By the 1930s, commercial aviation was born. Travel between the East and West coast was reduced from days to hours. Government funding both before and after World War II further encouraged the growth of commercial airlines. The government also provided billions of dollars to expand and improve the nation’s network of inland waterways.
The 1930’s also brought the Great Depression. While all industry suffered, few felt the ravages of the economic disaster more than the railroads. As production from American industry declined, so did the need for freight transportation. As people were laid off, the demand for passenger transportation also went into steep decline. During the 1930’s, railroad after railroad went into bankruptcy and thousands of miles of line were abandoned.
The economic stimulus of World War II provided railroads with a new period of growth. But it was not to last. At the end of World War II, railroads provided almost 70 percent of the nation’s passenger and freight service. By the end of the 1960’s, railroads provided just 40 percent of the freight service and less than 10 percent of the nation’s passenger-miles. Then, in the 1970’s, freight share shrank to just 35 percent and more than 20 percent of the industry went into bankruptcy.
The reasons for the decline were not hard to find. Rail competitors received lavish subsidies, while railroads were expected to pay their own way and operate money-losing services in the public interest, a burden not placed on their competitors. And railroads remained regulated as if they were still a transportation monopoly.
Legislators grappled with “the railroad problem” for more than a decade. In the end, they succeeded in crafting legislation that made railroad recovery possible. In 1970, Congress created Amtrak to operate money-losing passenger trains, relieving freight railroads of that burden. Ten years later Congress took the most significant action when it enacted the Staggers Rail Act of 1980 freeing freight railroads from many of the antiquated regulations that prevented them from operating like other businesses.
The results from partial deregulation were breathe-taking. Rail market share began to increase. Return on investment increased. Railroad rates decreased. And railroad service innovations took hold. For example, between 1980 and 2000, rail intermodal transportation - the movement of maritime containers or truck trailers on trains in cooperation with steamship lines and trucking companies - more than tripled. The result was the rebirth of the nation’s freight rail industry.
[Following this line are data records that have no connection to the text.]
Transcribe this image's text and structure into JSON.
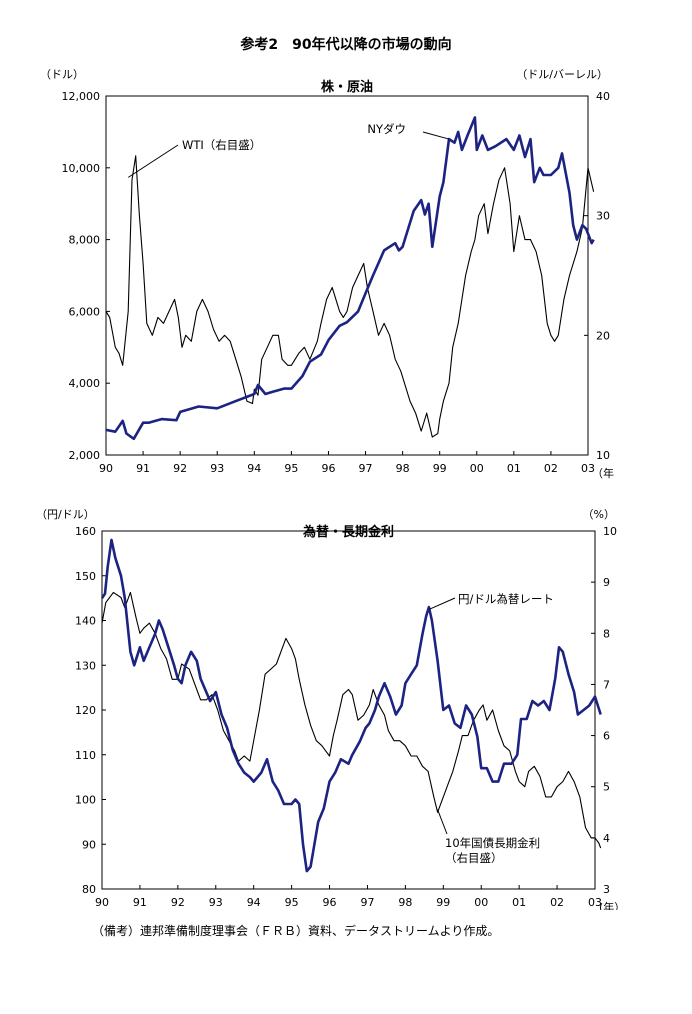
{
  "page_title": "参考2　90年代以降の市場の動向",
  "source_note": "（備考）連邦準備制度理事会（ＦＲＢ）資料、データストリームより作成。",
  "colors": {
    "primary_series": "#1c2383",
    "secondary_series": "#000000"
  },
  "chart_data": [
    {
      "type": "line",
      "title": "株・原油",
      "left_unit": "（ドル）",
      "right_unit": "（ドル/バーレル）",
      "x_unit": "（年",
      "x_ticks": [
        "90",
        "91",
        "92",
        "93",
        "94",
        "95",
        "96",
        "97",
        "98",
        "99",
        "00",
        "01",
        "02",
        "03"
      ],
      "xlim": [
        1990,
        2003
      ],
      "ylim_left": [
        2000,
        12000
      ],
      "ylim_right": [
        10,
        40
      ],
      "yticks_left": [
        "2,000",
        "4,000",
        "6,000",
        "8,000",
        "10,000",
        "12,000"
      ],
      "yticks_right": [
        "10",
        "20",
        "30",
        "40"
      ],
      "grid": false,
      "series": [
        {
          "name": "NYダウ",
          "axis": "left",
          "x": [
            1990.0,
            1990.25,
            1990.45,
            1990.55,
            1990.75,
            1991.0,
            1991.15,
            1991.5,
            1991.9,
            1992.0,
            1992.5,
            1993.0,
            1993.5,
            1994.0,
            1994.1,
            1994.3,
            1994.5,
            1994.8,
            1995.0,
            1995.3,
            1995.5,
            1995.8,
            1996.0,
            1996.3,
            1996.5,
            1996.8,
            1997.0,
            1997.2,
            1997.5,
            1997.8,
            1997.9,
            1998.0,
            1998.3,
            1998.5,
            1998.6,
            1998.7,
            1998.8,
            1999.0,
            1999.1,
            1999.25,
            1999.4,
            1999.5,
            1999.6,
            1999.75,
            1999.95,
            2000.0,
            2000.15,
            2000.3,
            2000.5,
            2000.8,
            2001.0,
            2001.15,
            2001.3,
            2001.45,
            2001.55,
            2001.7,
            2001.8,
            2002.0,
            2002.2,
            2002.3,
            2002.5,
            2002.6,
            2002.7,
            2002.85,
            2002.95,
            2003.1,
            2003.15
          ],
          "values": [
            2700,
            2650,
            2950,
            2600,
            2450,
            2900,
            2900,
            3000,
            2970,
            3200,
            3350,
            3300,
            3500,
            3700,
            3950,
            3700,
            3760,
            3850,
            3850,
            4200,
            4600,
            4800,
            5200,
            5600,
            5700,
            6000,
            6500,
            7000,
            7700,
            7900,
            7700,
            7800,
            8800,
            9100,
            8700,
            9000,
            7800,
            9200,
            9600,
            10800,
            10700,
            11000,
            10500,
            10900,
            11400,
            10500,
            10900,
            10500,
            10600,
            10800,
            10500,
            10900,
            10300,
            10800,
            9600,
            10000,
            9800,
            9800,
            10000,
            10400,
            9300,
            8400,
            8000,
            8400,
            8300,
            7900,
            8000
          ]
        },
        {
          "name": "WTI（右目盛）",
          "axis": "right",
          "x": [
            1990.0,
            1990.1,
            1990.25,
            1990.35,
            1990.45,
            1990.6,
            1990.7,
            1990.8,
            1990.9,
            1991.0,
            1991.1,
            1991.25,
            1991.4,
            1991.55,
            1991.7,
            1991.85,
            1991.95,
            1992.05,
            1992.15,
            1992.3,
            1992.45,
            1992.6,
            1992.75,
            1992.9,
            1993.05,
            1993.2,
            1993.35,
            1993.5,
            1993.65,
            1993.8,
            1993.95,
            1994.0,
            1994.1,
            1994.2,
            1994.35,
            1994.5,
            1994.65,
            1994.75,
            1994.9,
            1995.0,
            1995.2,
            1995.35,
            1995.5,
            1995.7,
            1995.8,
            1995.95,
            1996.1,
            1996.2,
            1996.3,
            1996.4,
            1996.5,
            1996.65,
            1996.8,
            1996.95,
            1997.05,
            1997.2,
            1997.35,
            1997.5,
            1997.65,
            1997.8,
            1997.95,
            1998.05,
            1998.2,
            1998.35,
            1998.5,
            1998.65,
            1998.8,
            1998.95,
            1999.0,
            1999.1,
            1999.25,
            1999.35,
            1999.5,
            1999.6,
            1999.7,
            1999.85,
            1999.95,
            2000.05,
            2000.2,
            2000.3,
            2000.45,
            2000.6,
            2000.75,
            2000.9,
            2001.0,
            2001.15,
            2001.3,
            2001.45,
            2001.6,
            2001.75,
            2001.9,
            2002.0,
            2002.1,
            2002.2,
            2002.35,
            2002.5,
            2002.7,
            2002.85,
            2003.0,
            2003.15
          ],
          "values": [
            22,
            21.5,
            19,
            18.5,
            17.5,
            22,
            33,
            35,
            30,
            26,
            21,
            20,
            21.5,
            21,
            22,
            23,
            21.5,
            19,
            20,
            19.5,
            22,
            23,
            22,
            20.5,
            19.5,
            20,
            19.5,
            18,
            16.5,
            14.5,
            14.3,
            15.5,
            15,
            18,
            19,
            20,
            20,
            18,
            17.5,
            17.5,
            18.5,
            19,
            18,
            19.5,
            21,
            23,
            24,
            23,
            22,
            21.5,
            22,
            24,
            25,
            26,
            24,
            22,
            20,
            21,
            20,
            18,
            17,
            16,
            14.5,
            13.5,
            12,
            13.5,
            11.5,
            11.8,
            13,
            14.5,
            16,
            19,
            21,
            23,
            25,
            27,
            28,
            30,
            31,
            28.5,
            31,
            33,
            34,
            31,
            27,
            30,
            28,
            28,
            27,
            25,
            21,
            20,
            19.5,
            20,
            23,
            25,
            27,
            29,
            34,
            32
          ]
        }
      ]
    },
    {
      "type": "line",
      "title": "為替・長期金利",
      "left_unit": "（円/ドル）",
      "right_unit": "（%）",
      "x_unit": "(年）",
      "x_ticks": [
        "90",
        "91",
        "92",
        "93",
        "94",
        "95",
        "96",
        "97",
        "98",
        "99",
        "00",
        "01",
        "02",
        "03"
      ],
      "xlim": [
        1990,
        2003
      ],
      "ylim_left": [
        80,
        160
      ],
      "ylim_right": [
        3,
        10
      ],
      "yticks_left": [
        "80",
        "90",
        "100",
        "110",
        "120",
        "130",
        "140",
        "150",
        "160"
      ],
      "yticks_right": [
        "3",
        "4",
        "5",
        "6",
        "7",
        "8",
        "9",
        "10"
      ],
      "grid": false,
      "series": [
        {
          "name": "円/ドル為替レート",
          "axis": "left",
          "x": [
            1990.0,
            1990.08,
            1990.15,
            1990.25,
            1990.35,
            1990.5,
            1990.6,
            1990.75,
            1990.85,
            1991.0,
            1991.1,
            1991.25,
            1991.4,
            1991.5,
            1991.6,
            1991.75,
            1991.9,
            1992.0,
            1992.1,
            1992.2,
            1992.35,
            1992.5,
            1992.6,
            1992.75,
            1992.85,
            1993.0,
            1993.15,
            1993.3,
            1993.45,
            1993.6,
            1993.75,
            1993.9,
            1994.0,
            1994.2,
            1994.35,
            1994.5,
            1994.65,
            1994.8,
            1994.9,
            1995.0,
            1995.1,
            1995.2,
            1995.3,
            1995.4,
            1995.5,
            1995.6,
            1995.7,
            1995.85,
            1996.0,
            1996.15,
            1996.3,
            1996.5,
            1996.6,
            1996.8,
            1996.95,
            1997.05,
            1997.2,
            1997.3,
            1997.45,
            1997.6,
            1997.75,
            1997.9,
            1998.0,
            1998.15,
            1998.3,
            1998.45,
            1998.55,
            1998.62,
            1998.7,
            1998.85,
            1999.0,
            1999.15,
            1999.3,
            1999.45,
            1999.6,
            1999.75,
            1999.9,
            2000.0,
            2000.15,
            2000.3,
            2000.45,
            2000.6,
            2000.8,
            2000.95,
            2001.05,
            2001.2,
            2001.35,
            2001.5,
            2001.65,
            2001.8,
            2001.95,
            2002.05,
            2002.15,
            2002.3,
            2002.45,
            2002.55,
            2002.7,
            2002.85,
            2003.0,
            2003.15
          ],
          "values": [
            145,
            146,
            152,
            158,
            154,
            150,
            145,
            133,
            130,
            134,
            131,
            134,
            137,
            140,
            138,
            134,
            130,
            127,
            126,
            130,
            133,
            131,
            127,
            124,
            122,
            124,
            119,
            116,
            111,
            108,
            106,
            105,
            104,
            106,
            109,
            104,
            102,
            99,
            99,
            99,
            100,
            99,
            90,
            84,
            85,
            90,
            95,
            98,
            104,
            106,
            109,
            108,
            110,
            113,
            116,
            117,
            120,
            123,
            126,
            123,
            119,
            121,
            126,
            128,
            130,
            137,
            141,
            143,
            140,
            131,
            120,
            121,
            117,
            116,
            121,
            119,
            114,
            107,
            107,
            104,
            104,
            108,
            108,
            110,
            118,
            118,
            122,
            121,
            122,
            120,
            127,
            134,
            133,
            128,
            124,
            119,
            120,
            121,
            123,
            119
          ]
        },
        {
          "name": "10年国債長期金利（右目盛）",
          "axis": "right",
          "x": [
            1990.0,
            1990.1,
            1990.3,
            1990.5,
            1990.6,
            1990.75,
            1990.9,
            1991.0,
            1991.1,
            1991.25,
            1991.4,
            1991.55,
            1991.7,
            1991.85,
            1992.0,
            1992.1,
            1992.3,
            1992.45,
            1992.6,
            1992.75,
            1992.9,
            1993.05,
            1993.2,
            1993.35,
            1993.5,
            1993.6,
            1993.75,
            1993.9,
            1994.0,
            1994.15,
            1994.3,
            1994.45,
            1994.6,
            1994.75,
            1994.85,
            1995.0,
            1995.1,
            1995.2,
            1995.35,
            1995.5,
            1995.65,
            1995.8,
            1995.9,
            1996.0,
            1996.1,
            1996.2,
            1996.35,
            1996.5,
            1996.6,
            1996.75,
            1996.9,
            1997.05,
            1997.15,
            1997.3,
            1997.45,
            1997.55,
            1997.7,
            1997.85,
            1998.0,
            1998.15,
            1998.3,
            1998.45,
            1998.6,
            1998.75,
            1998.85,
            1998.95,
            1999.1,
            1999.25,
            1999.4,
            1999.5,
            1999.65,
            1999.8,
            1999.95,
            2000.05,
            2000.15,
            2000.3,
            2000.45,
            2000.6,
            2000.75,
            2000.9,
            2001.0,
            2001.15,
            2001.25,
            2001.4,
            2001.55,
            2001.7,
            2001.85,
            2002.0,
            2002.15,
            2002.3,
            2002.45,
            2002.6,
            2002.75,
            2002.9,
            2003.0,
            2003.1,
            2003.15
          ],
          "values": [
            8.2,
            8.6,
            8.8,
            8.7,
            8.5,
            8.8,
            8.3,
            8.0,
            8.1,
            8.2,
            8.0,
            7.7,
            7.5,
            7.1,
            7.1,
            7.4,
            7.3,
            7.0,
            6.7,
            6.7,
            6.8,
            6.5,
            6.1,
            5.9,
            5.7,
            5.5,
            5.6,
            5.5,
            5.9,
            6.5,
            7.2,
            7.3,
            7.4,
            7.7,
            7.9,
            7.7,
            7.5,
            7.1,
            6.6,
            6.2,
            5.9,
            5.8,
            5.7,
            5.6,
            6.0,
            6.3,
            6.8,
            6.9,
            6.8,
            6.3,
            6.4,
            6.6,
            6.9,
            6.6,
            6.4,
            6.1,
            5.9,
            5.9,
            5.8,
            5.6,
            5.6,
            5.4,
            5.3,
            4.8,
            4.5,
            4.7,
            5.0,
            5.3,
            5.7,
            6.0,
            6.0,
            6.3,
            6.5,
            6.6,
            6.3,
            6.5,
            6.1,
            5.8,
            5.7,
            5.3,
            5.1,
            5.0,
            5.3,
            5.4,
            5.2,
            4.8,
            4.8,
            5.0,
            5.1,
            5.3,
            5.1,
            4.8,
            4.2,
            4.0,
            4.0,
            3.9,
            3.8
          ]
        }
      ]
    }
  ]
}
Even in this modern era, while all types of transportation service have been in a process of evolution, the railroads have held their place as the single most important freight-carrying transportation mode. Today’s railroad network covers approximately 130,000 miles of line. Railroads operate 20,000 diesel locomotives and use a fleet of approximately 1.4 million freight cars.
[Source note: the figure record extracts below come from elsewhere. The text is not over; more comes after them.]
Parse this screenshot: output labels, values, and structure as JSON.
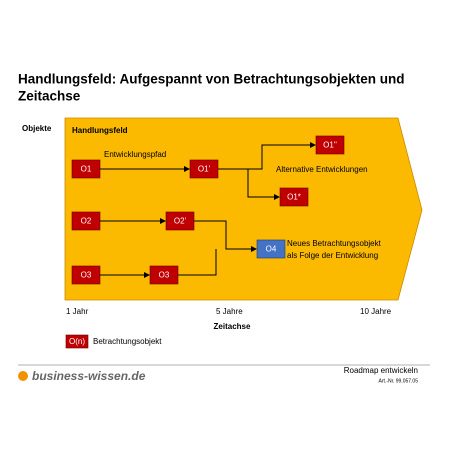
{
  "header": {
    "title_lines": [
      "Handlungsfeld: Aufgespannt von Betrachtungsobjekten und",
      "Zeitachse"
    ],
    "y_label": "Objekte"
  },
  "field": {
    "label": "Handlungsfeld",
    "path_label": "Entwicklungspfad",
    "alt_label": "Alternative Entwicklungen",
    "new_object_lines": [
      "Neues Betrachtungsobjekt",
      "als Folge der Entwicklung"
    ]
  },
  "nodes": [
    {
      "label": "O1"
    },
    {
      "label": "O1'"
    },
    {
      "label": "O1''"
    },
    {
      "label": "O1*"
    },
    {
      "label": "O2"
    },
    {
      "label": "O2'"
    },
    {
      "label": "O3"
    },
    {
      "label": "O3"
    },
    {
      "label": "O4"
    }
  ],
  "axis": {
    "ticks": [
      "1 Jahr",
      "5 Jahre",
      "10 Jahre"
    ],
    "title": "Zeitachse"
  },
  "legend": {
    "symbol": "O(n)",
    "label": "Betrachtungsobjekt"
  },
  "footer": {
    "logo": "business-wissen.de",
    "doc_title": "Roadmap entwickeln",
    "article": "Art.-Nr. 99.057.05"
  }
}
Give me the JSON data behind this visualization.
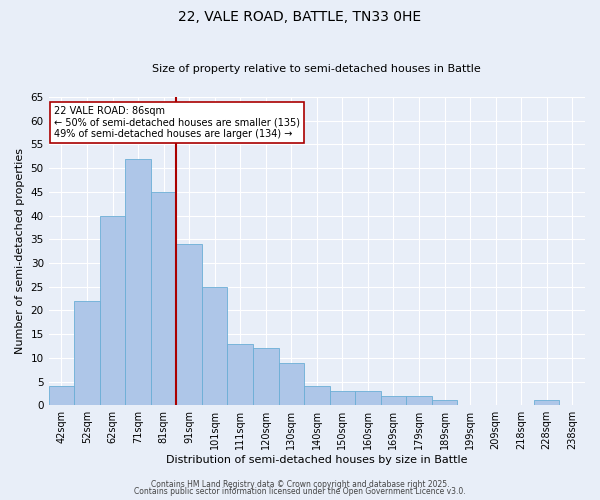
{
  "title": "22, VALE ROAD, BATTLE, TN33 0HE",
  "subtitle": "Size of property relative to semi-detached houses in Battle",
  "xlabel": "Distribution of semi-detached houses by size in Battle",
  "ylabel": "Number of semi-detached properties",
  "bar_labels": [
    "42sqm",
    "52sqm",
    "62sqm",
    "71sqm",
    "81sqm",
    "91sqm",
    "101sqm",
    "111sqm",
    "120sqm",
    "130sqm",
    "140sqm",
    "150sqm",
    "160sqm",
    "169sqm",
    "179sqm",
    "189sqm",
    "199sqm",
    "209sqm",
    "218sqm",
    "228sqm",
    "238sqm"
  ],
  "bar_values": [
    4,
    22,
    40,
    52,
    45,
    34,
    25,
    13,
    12,
    9,
    4,
    3,
    3,
    2,
    2,
    1,
    0,
    0,
    0,
    1,
    0
  ],
  "bar_color": "#aec6e8",
  "bar_edge_color": "#6baed6",
  "bg_color": "#e8eef8",
  "grid_color": "#ffffff",
  "vline_x_idx": 4.5,
  "vline_color": "#aa0000",
  "annotation_title": "22 VALE ROAD: 86sqm",
  "annotation_line1": "← 50% of semi-detached houses are smaller (135)",
  "annotation_line2": "49% of semi-detached houses are larger (134) →",
  "annotation_box_color": "#ffffff",
  "annotation_box_edge": "#aa0000",
  "ylim": [
    0,
    65
  ],
  "yticks": [
    0,
    5,
    10,
    15,
    20,
    25,
    30,
    35,
    40,
    45,
    50,
    55,
    60,
    65
  ],
  "footer1": "Contains HM Land Registry data © Crown copyright and database right 2025.",
  "footer2": "Contains public sector information licensed under the Open Government Licence v3.0.",
  "title_fontsize": 10,
  "subtitle_fontsize": 8,
  "xlabel_fontsize": 8,
  "ylabel_fontsize": 8,
  "xtick_fontsize": 7,
  "ytick_fontsize": 7.5,
  "annotation_fontsize": 7,
  "footer_fontsize": 5.5
}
One measure of the railroads advantage in transportation is their superior economy in the use of natural resources. For example, railroads move three times more freight traffic per gallon of fuel than big trucks and 80 times as much cargo as planes. In terms of manpower, railroads handle more than seven times the amount of freight traffic per employee than trucks and 21 times as much as planes. In addition, railroads have the unique ability to expand their transport capabilities without comparable expansion of plant and other installations.
In 1907, there were 1,564 line-haul railroads. Today, there are about 550 freight railroads, but only eight major or Class I railroads. Since the last half of the 19th century, railroads have been undergoing recurrent cycles of consolidation. But while some companies have disappeared, the industry as a whole has come a long way.
At the bottom of this story lies the continuing truth of a simple concept: wheels on rails move more easily than wheels on ground. When steam boilers were put on wheels and those wheels were put on railroads, the truth was undeniable. It is still the factor that makes railroads the backbone of national transportation today.